Nevertheless, give Fox big kudos for an exercise in sports domination well-presented. Add extra credit for a smooth recalculating of segment assignments in the way of Terry Bradshaw's absence due to the death of a family member over the weekend. Condolences to Bradshaw's family.
In another way, this anticipated game of the ages was historic. This Super Bowl was the first simulcast in Spanish while live in English, via Fox Deportes, which had its own announcing crew and some production support to accompany Fox's feed. Nineteen advertisers participated in this first, including GoDaddy, the first online site to make a national Spanish-language ad buy. This was a milestone long overdue for multicultural TV, and unknown to most, it capped off a set of groundbreaking Fox Deportes NFL games, starting with the early afternoon Thanksgiving Day matchup last November and continuing with the Fox-scheduled conference wild card, divisional playoff and championship games last month.
The big minus: Fox and the NFL did little in the way of public acknowledgment of this initiative. No press releases or conference calls with reporters or other methods to drum support. What's to hide?
The big plus: The move to present these games live happened, and maybe this will spur an era of having every NFL game, regular-season and playoff, available nationally on live Spanish-language TV. With a tip of the tongue to Russell Wilson, why not now?

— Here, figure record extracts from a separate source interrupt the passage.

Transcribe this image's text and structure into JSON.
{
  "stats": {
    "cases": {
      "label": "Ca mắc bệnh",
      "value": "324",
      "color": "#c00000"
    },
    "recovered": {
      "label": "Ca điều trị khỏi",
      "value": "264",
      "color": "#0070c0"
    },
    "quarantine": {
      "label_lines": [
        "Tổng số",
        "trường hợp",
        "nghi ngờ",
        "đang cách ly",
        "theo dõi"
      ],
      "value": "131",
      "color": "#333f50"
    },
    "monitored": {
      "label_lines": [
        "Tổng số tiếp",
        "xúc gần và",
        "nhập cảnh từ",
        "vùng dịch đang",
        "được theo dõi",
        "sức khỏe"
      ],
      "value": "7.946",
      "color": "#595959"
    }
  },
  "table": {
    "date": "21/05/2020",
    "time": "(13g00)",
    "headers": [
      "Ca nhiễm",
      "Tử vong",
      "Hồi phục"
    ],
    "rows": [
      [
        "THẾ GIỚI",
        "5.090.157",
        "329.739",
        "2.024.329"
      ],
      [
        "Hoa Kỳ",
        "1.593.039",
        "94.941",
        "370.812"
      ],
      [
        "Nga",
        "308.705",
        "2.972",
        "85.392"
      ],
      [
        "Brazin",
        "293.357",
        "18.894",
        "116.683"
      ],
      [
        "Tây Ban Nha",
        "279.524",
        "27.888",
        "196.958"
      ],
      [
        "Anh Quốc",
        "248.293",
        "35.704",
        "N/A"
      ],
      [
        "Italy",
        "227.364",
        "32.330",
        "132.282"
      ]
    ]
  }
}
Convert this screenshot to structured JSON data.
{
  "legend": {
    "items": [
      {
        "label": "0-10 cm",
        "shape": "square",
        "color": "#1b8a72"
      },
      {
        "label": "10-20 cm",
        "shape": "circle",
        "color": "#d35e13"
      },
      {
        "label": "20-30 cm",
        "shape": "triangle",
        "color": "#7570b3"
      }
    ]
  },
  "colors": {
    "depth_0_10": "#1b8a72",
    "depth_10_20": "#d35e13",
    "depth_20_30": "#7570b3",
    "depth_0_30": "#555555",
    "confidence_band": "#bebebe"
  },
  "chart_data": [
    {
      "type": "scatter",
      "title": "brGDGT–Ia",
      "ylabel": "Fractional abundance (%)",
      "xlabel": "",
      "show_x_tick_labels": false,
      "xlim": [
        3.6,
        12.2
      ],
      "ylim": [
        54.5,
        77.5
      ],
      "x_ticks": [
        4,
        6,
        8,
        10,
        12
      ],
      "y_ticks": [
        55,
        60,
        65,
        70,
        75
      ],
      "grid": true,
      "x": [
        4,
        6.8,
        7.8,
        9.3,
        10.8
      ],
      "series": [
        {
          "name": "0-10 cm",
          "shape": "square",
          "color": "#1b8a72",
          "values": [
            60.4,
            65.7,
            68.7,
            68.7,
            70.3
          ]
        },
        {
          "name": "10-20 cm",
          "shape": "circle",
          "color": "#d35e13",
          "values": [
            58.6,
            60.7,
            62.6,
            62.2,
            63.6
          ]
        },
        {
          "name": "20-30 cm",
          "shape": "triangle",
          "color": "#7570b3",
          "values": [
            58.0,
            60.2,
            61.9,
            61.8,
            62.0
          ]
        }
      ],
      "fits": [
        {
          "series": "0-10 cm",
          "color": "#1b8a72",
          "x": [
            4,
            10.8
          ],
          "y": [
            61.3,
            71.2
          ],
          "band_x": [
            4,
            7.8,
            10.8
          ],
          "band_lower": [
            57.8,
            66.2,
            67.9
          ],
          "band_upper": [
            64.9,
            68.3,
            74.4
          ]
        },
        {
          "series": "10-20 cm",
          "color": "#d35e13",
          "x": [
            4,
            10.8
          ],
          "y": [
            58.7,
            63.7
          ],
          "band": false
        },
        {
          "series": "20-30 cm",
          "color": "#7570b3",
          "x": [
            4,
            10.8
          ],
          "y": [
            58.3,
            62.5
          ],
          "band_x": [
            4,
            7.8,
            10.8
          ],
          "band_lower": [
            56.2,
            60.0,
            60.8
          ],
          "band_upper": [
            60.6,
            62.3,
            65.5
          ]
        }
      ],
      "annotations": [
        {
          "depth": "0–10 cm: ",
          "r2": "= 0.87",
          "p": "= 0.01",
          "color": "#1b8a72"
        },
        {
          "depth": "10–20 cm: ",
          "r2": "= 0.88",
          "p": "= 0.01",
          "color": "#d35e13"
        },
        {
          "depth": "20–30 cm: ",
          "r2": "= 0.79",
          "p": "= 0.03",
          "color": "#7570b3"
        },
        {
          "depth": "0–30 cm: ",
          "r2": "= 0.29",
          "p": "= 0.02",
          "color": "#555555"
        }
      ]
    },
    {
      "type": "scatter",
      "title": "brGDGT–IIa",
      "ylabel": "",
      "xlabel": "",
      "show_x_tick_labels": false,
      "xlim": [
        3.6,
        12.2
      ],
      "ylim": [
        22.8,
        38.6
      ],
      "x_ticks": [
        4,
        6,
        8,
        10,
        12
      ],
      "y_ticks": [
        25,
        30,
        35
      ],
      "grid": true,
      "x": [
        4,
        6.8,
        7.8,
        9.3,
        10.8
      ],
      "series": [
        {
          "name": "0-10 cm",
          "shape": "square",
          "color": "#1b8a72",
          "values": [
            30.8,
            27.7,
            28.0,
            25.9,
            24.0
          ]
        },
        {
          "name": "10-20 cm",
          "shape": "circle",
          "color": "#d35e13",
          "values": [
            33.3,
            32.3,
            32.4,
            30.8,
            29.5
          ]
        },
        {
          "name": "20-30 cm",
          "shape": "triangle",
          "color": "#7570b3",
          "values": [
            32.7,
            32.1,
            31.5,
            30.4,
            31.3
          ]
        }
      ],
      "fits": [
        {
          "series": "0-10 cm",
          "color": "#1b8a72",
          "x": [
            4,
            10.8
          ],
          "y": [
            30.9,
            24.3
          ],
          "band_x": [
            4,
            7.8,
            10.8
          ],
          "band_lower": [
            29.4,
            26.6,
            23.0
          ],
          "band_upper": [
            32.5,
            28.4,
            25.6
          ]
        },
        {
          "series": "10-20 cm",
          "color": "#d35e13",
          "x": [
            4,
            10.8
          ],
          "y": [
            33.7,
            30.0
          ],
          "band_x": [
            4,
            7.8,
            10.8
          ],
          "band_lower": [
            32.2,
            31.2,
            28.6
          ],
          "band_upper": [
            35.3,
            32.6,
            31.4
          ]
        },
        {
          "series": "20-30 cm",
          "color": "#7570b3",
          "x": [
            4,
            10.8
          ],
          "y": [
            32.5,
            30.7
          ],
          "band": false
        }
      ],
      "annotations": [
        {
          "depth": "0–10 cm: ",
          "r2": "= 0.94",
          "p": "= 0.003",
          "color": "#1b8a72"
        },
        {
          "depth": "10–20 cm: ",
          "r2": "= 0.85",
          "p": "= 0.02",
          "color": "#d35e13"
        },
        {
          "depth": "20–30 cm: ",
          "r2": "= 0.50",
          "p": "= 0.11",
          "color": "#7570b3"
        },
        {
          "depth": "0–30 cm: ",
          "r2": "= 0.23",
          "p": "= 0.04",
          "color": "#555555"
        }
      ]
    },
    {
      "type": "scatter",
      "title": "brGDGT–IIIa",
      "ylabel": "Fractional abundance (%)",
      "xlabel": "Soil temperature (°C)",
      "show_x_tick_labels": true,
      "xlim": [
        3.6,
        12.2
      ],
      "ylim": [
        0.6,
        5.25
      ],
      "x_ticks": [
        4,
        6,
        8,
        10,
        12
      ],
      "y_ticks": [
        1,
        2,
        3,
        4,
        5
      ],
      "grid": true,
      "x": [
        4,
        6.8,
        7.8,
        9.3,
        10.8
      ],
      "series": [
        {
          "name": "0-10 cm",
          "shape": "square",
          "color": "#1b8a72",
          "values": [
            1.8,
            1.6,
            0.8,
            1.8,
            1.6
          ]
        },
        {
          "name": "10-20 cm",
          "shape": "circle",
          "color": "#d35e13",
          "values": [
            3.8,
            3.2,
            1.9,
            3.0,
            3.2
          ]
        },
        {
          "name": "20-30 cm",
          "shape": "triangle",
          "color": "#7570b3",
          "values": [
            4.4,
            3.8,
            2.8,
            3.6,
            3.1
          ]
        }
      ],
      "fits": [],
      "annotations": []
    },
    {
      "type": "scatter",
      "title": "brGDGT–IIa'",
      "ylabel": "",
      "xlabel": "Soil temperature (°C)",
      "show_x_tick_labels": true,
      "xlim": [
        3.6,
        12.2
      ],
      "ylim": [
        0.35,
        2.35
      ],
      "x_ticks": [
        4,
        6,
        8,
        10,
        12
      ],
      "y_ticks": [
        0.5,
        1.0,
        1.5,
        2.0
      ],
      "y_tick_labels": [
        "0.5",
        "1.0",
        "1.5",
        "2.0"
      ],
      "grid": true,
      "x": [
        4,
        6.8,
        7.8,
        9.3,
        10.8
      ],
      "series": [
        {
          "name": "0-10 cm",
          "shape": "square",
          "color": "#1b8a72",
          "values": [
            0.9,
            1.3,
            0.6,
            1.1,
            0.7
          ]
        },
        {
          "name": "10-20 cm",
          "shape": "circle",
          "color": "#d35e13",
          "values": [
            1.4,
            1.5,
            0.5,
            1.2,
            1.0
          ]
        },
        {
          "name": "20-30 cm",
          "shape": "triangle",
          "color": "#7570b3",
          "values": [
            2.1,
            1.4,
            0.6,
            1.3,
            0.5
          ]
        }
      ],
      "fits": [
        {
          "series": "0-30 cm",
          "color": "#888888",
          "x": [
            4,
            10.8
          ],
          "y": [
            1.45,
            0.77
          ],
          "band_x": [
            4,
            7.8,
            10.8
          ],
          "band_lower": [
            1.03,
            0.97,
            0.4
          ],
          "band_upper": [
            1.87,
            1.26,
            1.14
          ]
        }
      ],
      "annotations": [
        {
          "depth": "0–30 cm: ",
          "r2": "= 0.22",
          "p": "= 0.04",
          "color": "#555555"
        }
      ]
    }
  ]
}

As for that other popular Super Bowl avocation, commercial viewing, two things come to mind for 2014. Every in-game break lasted 60 or 90 seconds. Don't you wish all network TV programming would go this way again? No wonder these ads stand out for viewers, instead of spread out inside three-to-four minute breaks. Second, the assortment of commercials I witnessed (from the halftime show on), with exceptions along the way, came off as dopey or moronic, either in premise, execution or both. A few commercials started promising, as Heinz did with its "Happy and You Know It" kid play, and then went the dopey route.
The best of the bunch:
*** Chrysler's "American Pride" two-minute spot featuring Bob Dylan. Wonderfully evocative and poetic with both words and imagery. "Is there anything more American than America?" Dylan waxes. "You can't fake true cool. You can't fake legacy...You can't import the heart and soul of every person working on the line."
*** "Homecoming" from Budweiser, showing serviceman Chuck Nadd's return from his tour of duty. Great slice-of-life atmosphere. Simple point: "Every soldier deserves a hero's welcome." Right after the spot, Fox returns with a live shot of Nadd and his wife sitting at MetLife, noted by Buck.
The worst of the bunch:
*** Audi's "compromise" commercial featuring a gruesome set of dog heads growling from pocketbooks. Looked like a pilot for an Animal Planet satire on “The Walking Dead” or an ad Petsmart put in its trashcan. How did this get by the advertiser or the agency?
*** "Cowboy Kid" from Doritos, a perennial winner among top Super Bowl ads every year. The sight of a boy riding a dog to the Lone Ranger theme/William Tell overture looked way out of bounds. Let's hope it’s the exception to Doritos' track record.